Academic interest in “social relevance”, “public value” and “non-academic impact” is as old as the political and social sciences. Many of these disciplines were forged precisely out of a commitment to using scientific methods and insights to drive positive social change.
But the rise of the “impact agenda” about 15 years ago, and especially the incorporation of impact into the 2014 research excellence framework, marked a sea change in such concepts’ prominence across the disciplines. Next week’s completion of the 2021 REF – in which the weighting of impact has risen from 20 per cent to 25 per cent of overall scores – is an opportune moment to take stock of how academic practice, culture and structures have evolved during the impact era.
As a political scientist who has operated at the intersection between research and policy for my entire career, I see the changes as mostly positive. My sense is that academic culture has become far less resistant to the imposition of impact as an explicit requirement when thinking about or conducting research. Early career researchers are often particularly enthusiastic about “engaging with multiple audiences in multiple ways” – to borrow a phrase from the sociologist Michael Burawoy.
The framing of discussions about impact has also changed. Instead of focusing on the role of academics, higher education or universities, conversations generally revolve around facilitating mobility across the research, development and innovation ecosystem – that is, across traditional disciplinary, organisational and professional boundaries.
This has prompted funders to recognise that their modern role is not just to fund research but also to build research infrastructure. They are now engaged in nurturing skills, cultures and careers, not merely of academics but also of research support staff and the knowledge brokers who are often key members of research teams. Funders are also investing in synthetic research, translational capacities, and the creation of new boundary-spanning platforms or opportunities. Anyone who doubts this drift would do well to read UK Research and Innovation’s strategic plan for 2022-26.
It is surely going too far to accuse people who produce REF-related impact case studies of having “cravings for acceptance” and being “ensnared by an infatuation with their self-image”, as Richard Watermeyer, professor of higher education at the University of Bristol, reports many scholars do in his 2019 book Competitive Accountability in Public Life. As a former national “impact champion” for the Economic and Social Research Council, I’m guessing that my status as a posing, greedy, self-serving opportunist is beyond dispute – but could it be that hidden within such hyperbole lurks a deeper issue that warrants a more balanced discussion?
One of the key shifts that has occurred within the research funding landscape, within and beyond the UK, is that policy engagement has come to be seen as, by definition, a good thing – as has nurturing forms of co-production and co-design of research. But such fixed ideas raise issues of academic independence, criticality and control.
Noam Chomsky’s work on “the responsibility of intellectuals”, published in 1967, distinguishes between “technocratic and policy-orientated intellectuals” and “value-orientated intellectuals”. The former are “the good guys” in the eyes of the establishment, serving the needs of the system; while the latter are “the bad guys”, who dare speak truth to power, expose lies and engage in critical analysis.

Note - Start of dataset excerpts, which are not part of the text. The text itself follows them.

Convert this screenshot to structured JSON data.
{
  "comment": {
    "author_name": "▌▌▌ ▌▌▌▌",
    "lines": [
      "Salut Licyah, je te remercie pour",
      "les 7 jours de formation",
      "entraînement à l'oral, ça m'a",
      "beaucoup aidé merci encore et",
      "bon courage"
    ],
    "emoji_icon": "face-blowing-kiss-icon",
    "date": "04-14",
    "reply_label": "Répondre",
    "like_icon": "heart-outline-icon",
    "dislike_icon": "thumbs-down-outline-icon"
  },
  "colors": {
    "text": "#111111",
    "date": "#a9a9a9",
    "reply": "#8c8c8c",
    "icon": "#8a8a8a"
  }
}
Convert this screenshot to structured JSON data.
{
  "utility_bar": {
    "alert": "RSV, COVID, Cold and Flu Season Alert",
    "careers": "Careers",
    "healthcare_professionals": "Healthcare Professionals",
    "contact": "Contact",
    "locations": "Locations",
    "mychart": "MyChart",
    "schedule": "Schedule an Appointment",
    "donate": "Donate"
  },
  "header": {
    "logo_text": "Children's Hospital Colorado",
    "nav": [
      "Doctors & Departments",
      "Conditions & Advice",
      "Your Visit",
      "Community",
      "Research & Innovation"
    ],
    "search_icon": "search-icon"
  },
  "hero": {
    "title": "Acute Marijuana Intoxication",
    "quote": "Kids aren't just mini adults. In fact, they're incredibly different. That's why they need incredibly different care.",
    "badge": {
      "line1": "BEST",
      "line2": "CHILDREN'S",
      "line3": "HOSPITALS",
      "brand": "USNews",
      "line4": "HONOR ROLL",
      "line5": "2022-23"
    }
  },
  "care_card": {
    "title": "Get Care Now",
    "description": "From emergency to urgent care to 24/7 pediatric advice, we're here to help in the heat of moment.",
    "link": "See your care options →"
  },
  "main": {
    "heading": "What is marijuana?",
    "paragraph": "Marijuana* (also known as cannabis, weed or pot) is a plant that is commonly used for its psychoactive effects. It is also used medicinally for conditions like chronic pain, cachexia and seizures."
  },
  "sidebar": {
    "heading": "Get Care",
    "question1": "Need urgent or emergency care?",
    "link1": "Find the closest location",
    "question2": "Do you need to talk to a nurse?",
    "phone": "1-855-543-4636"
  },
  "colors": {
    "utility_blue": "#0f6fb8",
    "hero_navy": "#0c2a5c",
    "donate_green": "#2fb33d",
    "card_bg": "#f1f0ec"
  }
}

My 25 years of working in Whitehall and Westminster have taught me that, in reality, “technocratic and policy-orientated intellectuals” can exert considerable critical influence on politicians; being engaged and policy-focused is not necessarily the same as being passive. The flip side is that those intellectuals who heckle from the sidelines but refuse to engage are themselves very often impotent by choice – like political parties who hold their principles so purely that they never win the power required to influence anything.
Still, the arm in the traditional “arm’s-length” relationship between ministers and research funding agencies has in recent years become significantly shorter. This is not a criticism, just a statement of fact. And research funding is increasingly linked to state-directed societal challenges that require academics to work within a specific idiom, and ideally through forms of co-creation with potential research users. This is where Chomsky’s distinction and even Watermeyer’s concerns about impact begin to gain traction. The notion of relevance risks mutating towards forms of deference, co-option and control.
Balancing engagement and criticality – or autonomy and control – has emerged as the deep story when it comes to rethinking policy impact. We need to maintain a healthy balance between “technocratic and policy-orientated intellectuals” and “value-orientated” scholars. Disruptive disengagement from policymaking is in some ways likely to be extremely healthy, in both intellectual and democratic terms. But encouraging, nurturing and supporting scholars who are both value-orientated and policy-engaged is probably even more important.
This demands rethinking the role, limits and paradoxes of policy engagement – alongside a broader conversation about how a commitment to relevance can retain a criticality that protects it from becoming a synonym for deference.
Matthew Flinders is professor of politics at the University of Sheffield. He is also vice-president of the Political Studies Association, chair of the Universities Policy Engagement Network and a professorial civic fellow at the Institute for Community Studies at the Young Foundation.